Yorktown, December 11, 1862
On the 11th, early in the morning we fell in line and was marched off with packed knapsacks. We were marched to Gloster County and when we were there, marched 15 miles to Gloster Court House where we camped.
We went there with the calculations of fighting rebels, but they had run. I went on picket the same night. It was cold as the deuce and the officer that was officer of the guard put us under cover of a fence as much as he could so we would not be so apt to get fired at.
We laid close and kept a sharp look out. There was a picket shot and killed on post. The next morning we came off of picket.

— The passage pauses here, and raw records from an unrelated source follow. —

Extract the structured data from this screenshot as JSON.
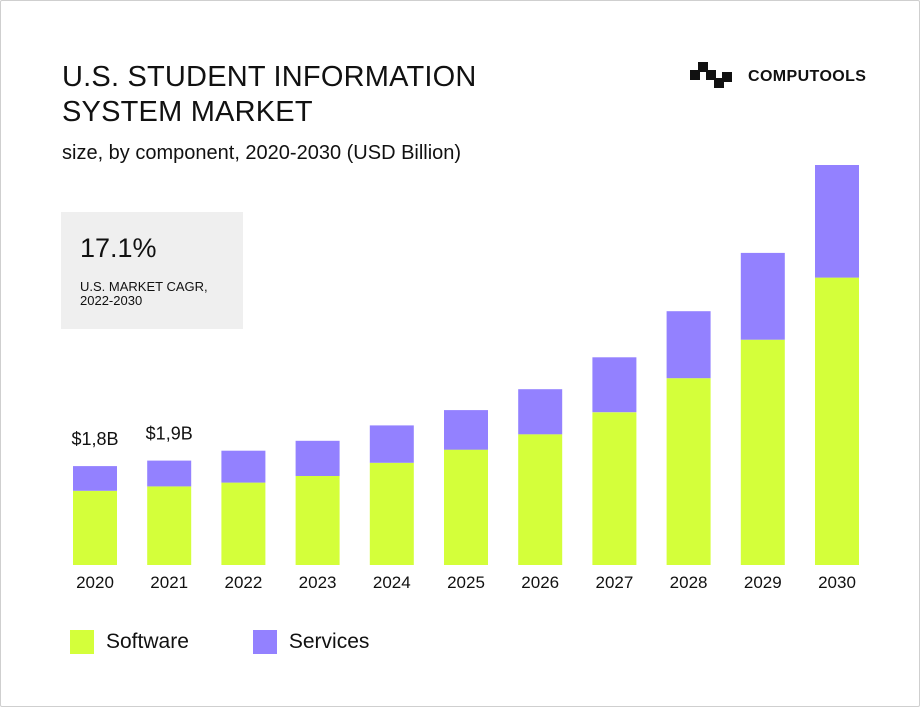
{
  "title": {
    "line1": "U.S. STUDENT INFORMATION",
    "line2": "SYSTEM MARKET"
  },
  "subtitle": "size, by component, 2020-2030 (USD Billion)",
  "brand": {
    "name": "COMPUTOOLS",
    "logo_icon": "computools-logo-icon"
  },
  "cagr": {
    "value": "17.1%",
    "label_line1": "U.S. MARKET CAGR,",
    "label_line2": "2022-2030"
  },
  "colors": {
    "software": "#d4ff3a",
    "services": "#9381ff",
    "cagr_box": "#efefef",
    "text": "#111111"
  },
  "legend": [
    {
      "label": "Software",
      "color": "#d4ff3a"
    },
    {
      "label": "Services",
      "color": "#9381ff"
    }
  ],
  "chart_data": {
    "type": "bar",
    "stacked": true,
    "categories": [
      "2020",
      "2021",
      "2022",
      "2023",
      "2024",
      "2025",
      "2026",
      "2027",
      "2028",
      "2029",
      "2030"
    ],
    "series": [
      {
        "name": "Software",
        "values": [
          1.35,
          1.43,
          1.5,
          1.62,
          1.86,
          2.1,
          2.38,
          2.78,
          3.4,
          4.1,
          5.23
        ]
      },
      {
        "name": "Services",
        "values": [
          0.45,
          0.47,
          0.58,
          0.64,
          0.68,
          0.72,
          0.82,
          1.0,
          1.22,
          1.58,
          2.05
        ]
      }
    ],
    "data_labels": [
      {
        "category": "2020",
        "text": "$1,8B"
      },
      {
        "category": "2021",
        "text": "$1,9B"
      }
    ],
    "ylim": [
      0,
      7.28
    ],
    "grid": false,
    "legend_position": "bottom-left"
  }
}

The general gave orders for a detail to be made out of each regiment to go and forage. They went out in the country taking every horse, pig, sheep, ox, they could find. Also searched the houses taking all the guns powder and lead, whiskey, cider and so forth.
They did not get orders to take fowls, but they did not wait for the orders and I guess the general did not care much…
They told us that they did not see how we dare come so far out with out arms as there was rebels in the swamps right below the farm, so we began to make our way to camp, for if they should get us, they would cut our throats in a minute.
We got to camp about noon. Then we went out on a foraging party…
We got paid yesterday. I sent $35 in an express envelope to father last night. I wish he would let mother have $10 of it.
Write as soon as you get this and let me know if you got the money and if you are all well or not. Write all the news. Write a good long answer. Excuse poor spelling, bad writing, as this is wrote with a rebel pen. No more at present.